Все темы в искусстве – о смерти или о любви. По большому счету, тут даже не нужно вспоминать про столько-то мировых сюжетов, по которым можно разложить всю мировую литературу как пасьянс – и Жорж Польти, и Кристофер Букер, и четыре сюжета Борхеса здесь не нужны. Любовь спасёт мир, но жизнь - тлен, смерть неизбежна. Не удивительно, что именно «Белый шум» стал для Дона Делилло «прорывом к читателю», как любят писать критики – в самом деле, чем же ещё прорываться, как не извечной темой о смерти, которую все боятся?
Главный герой «Белого шума» Джек Глэнди живёт в маленьком американском городке Блэксмит, и у него всё как положено – дом, машина, семья, телевизор. С супругой по имени Бабетта они вместе растят всех своих детей от разных браков (у Джека их, к примеру, было пять). Американская мечта во плоти - наконец-то любовь до гроба, традиционные поездки в супермаркет по выходным, семейные ужины с беседами о разном, успешная карьера. Джек работает на кафедре гитлероведения – где, понятно, изучает Гитлера, как блоху под микроскопом. У нас бы такой специалист не вылезал из ток-шоу «Пусть говорят», но у Делилло Джек ведёт вполне размеренный образ жизни и самое экстравагантное, что он делает - вылезает на крышу посмотреть в бинокль на внезапную аварию, где столкнулись две цистерны, из-за которых над городом повисло загадочное и, разумеется, ядовито-смертельное облако.

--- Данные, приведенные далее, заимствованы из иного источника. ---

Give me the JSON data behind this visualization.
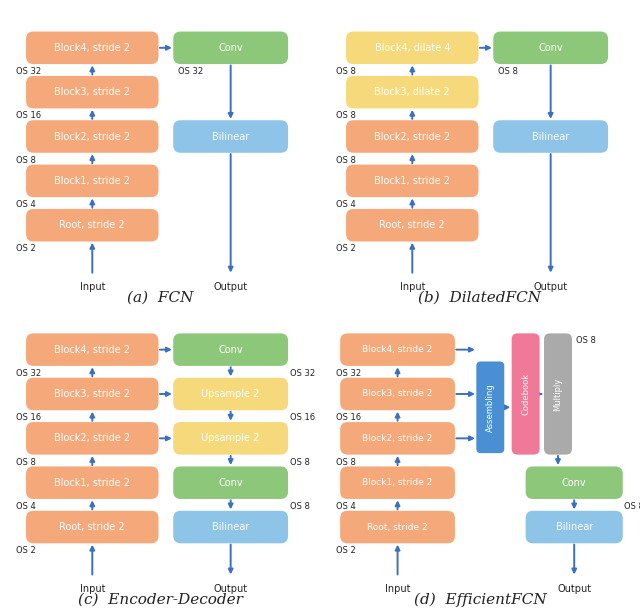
{
  "colors": {
    "orange": "#F5A97A",
    "yellow": "#F5D97A",
    "green": "#8DC87A",
    "blue_box": "#8EC4E8",
    "blue_assem": "#4A8ED4",
    "pink": "#F07898",
    "gray": "#AAAAAA",
    "arrow": "#3B70C0",
    "text_white": "#FFFFFF",
    "text_black": "#222222",
    "bg": "#FFFFFF"
  },
  "subtitles": [
    "(a)  FCN",
    "(b)  DilatedFCN",
    "(c)  Encoder-Decoder",
    "(d)  EfficientFCN"
  ],
  "subtitle_font": 11
}
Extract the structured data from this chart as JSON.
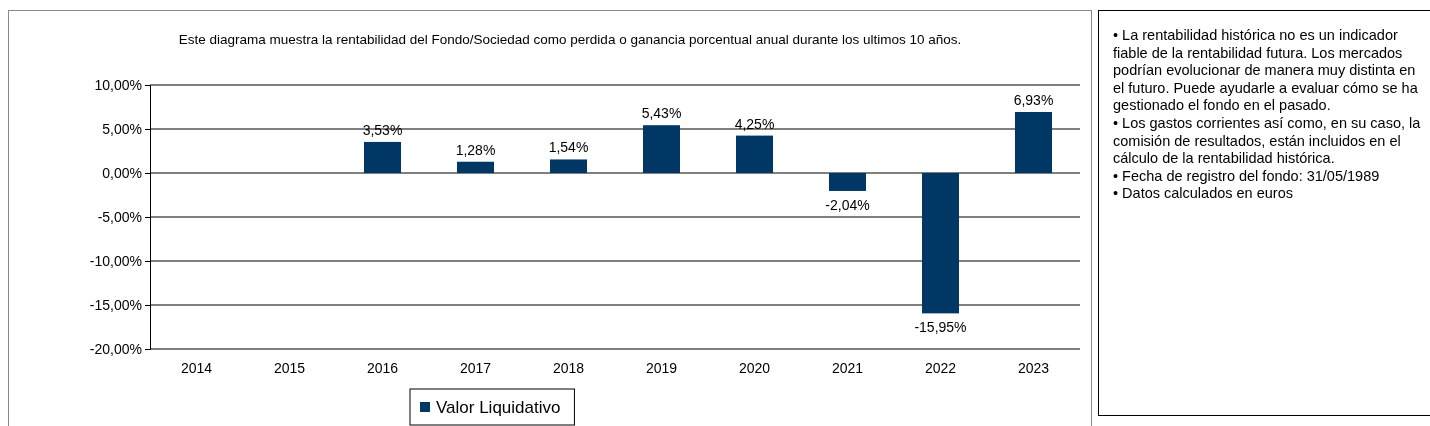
{
  "chart_data": {
    "type": "bar",
    "title": "Este diagrama muestra la rentabilidad del Fondo/Sociedad como perdida o ganancia porcentual anual durante los ultimos 10 años.",
    "categories": [
      "2014",
      "2015",
      "2016",
      "2017",
      "2018",
      "2019",
      "2020",
      "2021",
      "2022",
      "2023"
    ],
    "series": [
      {
        "name": "Valor Liquidativo",
        "color": "#003764",
        "values": [
          null,
          null,
          3.53,
          1.28,
          1.54,
          5.43,
          4.25,
          -2.04,
          -15.95,
          6.93
        ],
        "value_labels": [
          null,
          null,
          "3,53%",
          "1,28%",
          "1,54%",
          "5,43%",
          "4,25%",
          "-2,04%",
          "-15,95%",
          "6,93%"
        ]
      }
    ],
    "ylim": [
      -20,
      10
    ],
    "yticks": [
      {
        "value": 10,
        "label": "10,00%"
      },
      {
        "value": 5,
        "label": "5,00%"
      },
      {
        "value": 0,
        "label": "0,00%"
      },
      {
        "value": -5,
        "label": "-5,00%"
      },
      {
        "value": -10,
        "label": "-10,00%"
      },
      {
        "value": -15,
        "label": "-15,00%"
      },
      {
        "value": -20,
        "label": "-20,00%"
      }
    ],
    "grid": "y",
    "legend": "bottom",
    "annotations": [
      "• La rentabilidad histórica no es un indicador fiable de la rentabilidad futura. Los mercados podrían evolucionar de manera muy distinta en el futuro. Puede ayudarle a evaluar cómo se ha gestionado el fondo en el pasado.",
      "• Los gastos corrientes así como, en su caso, la comisión de resultados, están incluidos en el cálculo de la rentabilidad histórica.",
      "• Fecha de registro del fondo: 31/05/1989",
      "• Datos calculados en euros"
    ]
  }
}
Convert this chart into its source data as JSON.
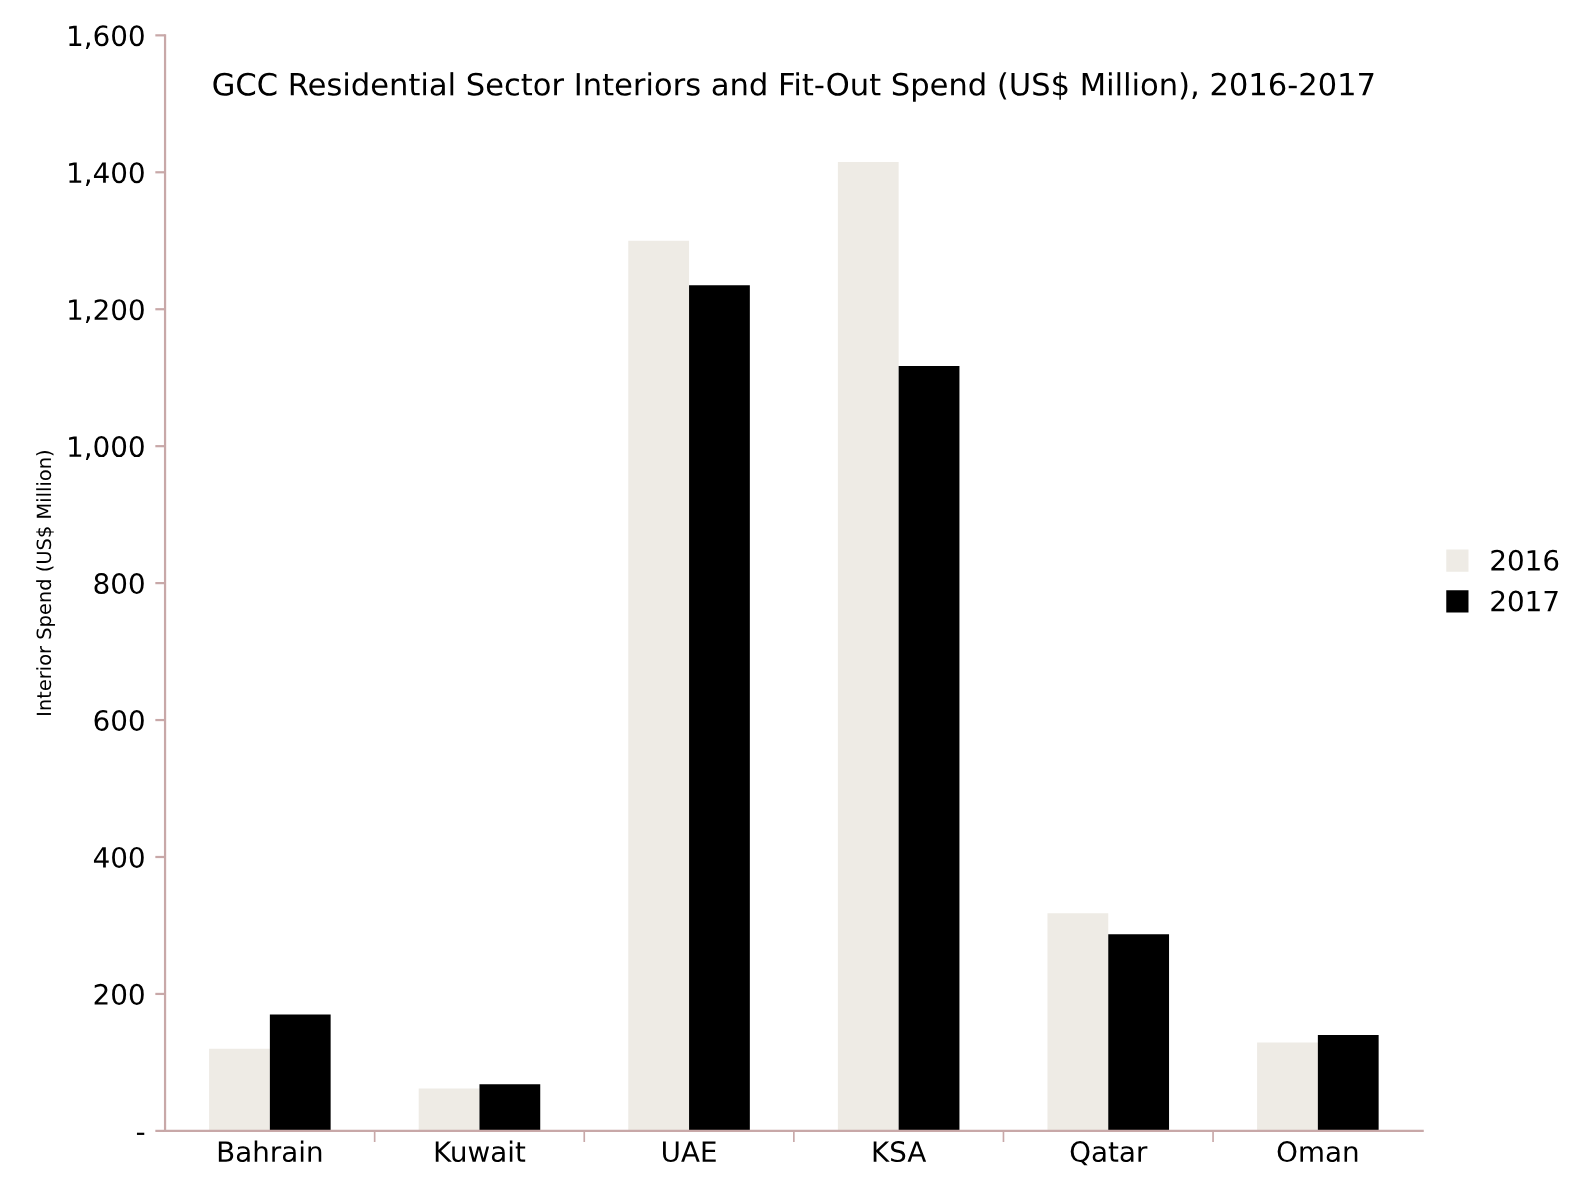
{
  "chart_data": {
    "type": "bar",
    "title": "GCC Residential Sector Interiors and Fit-Out Spend (US$ Million), 2016-2017",
    "ylabel": "Interior Spend (US$ Million)",
    "categories": [
      "Bahrain",
      "Kuwait",
      "UAE",
      "KSA",
      "Qatar",
      "Oman"
    ],
    "series": [
      {
        "name": "2016",
        "color": "#eeebe5",
        "values": [
          120,
          62,
          1300,
          1415,
          318,
          129
        ]
      },
      {
        "name": "2017",
        "color": "#000000",
        "values": [
          170,
          68,
          1235,
          1117,
          287,
          140
        ]
      }
    ],
    "ylim": [
      0,
      1600
    ],
    "yticks": [
      {
        "value": 0,
        "label": "-"
      },
      200,
      400,
      600,
      800,
      {
        "value": 1000,
        "label": "1,000"
      },
      {
        "value": 1200,
        "label": "1,200"
      },
      {
        "value": 1400,
        "label": "1,400"
      },
      {
        "value": 1600,
        "label": "1,600"
      }
    ],
    "grid": false,
    "legend": "right"
  }
}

После этого события, впрочем, экстравагантные поступки Джека не кончатся. Как выяснится позже, облако содержит в себе такие вещества, которые разрушительно влияют на психику человека - помимо прочего, он начинает думать о смерти, а потом и правда должен умереть. Но это не точно.
Дон Делилло – известный бытописатель американских нравов. Говорят, что никакой другой писатель не чувствует Америку так, как делает это он – словно бы он ментально подключён к какому-то радио-каналу, который транслирует ему прямо в мозг все внутренние колебания страны. Разумеется, имея такой приёмник, Делилло заодно стал ещё и пророком, регулярно предсказывая в своих книгах то волну террористических атак, то конкретно – 11 сентября 2001 года, то вот – сибирскую язву.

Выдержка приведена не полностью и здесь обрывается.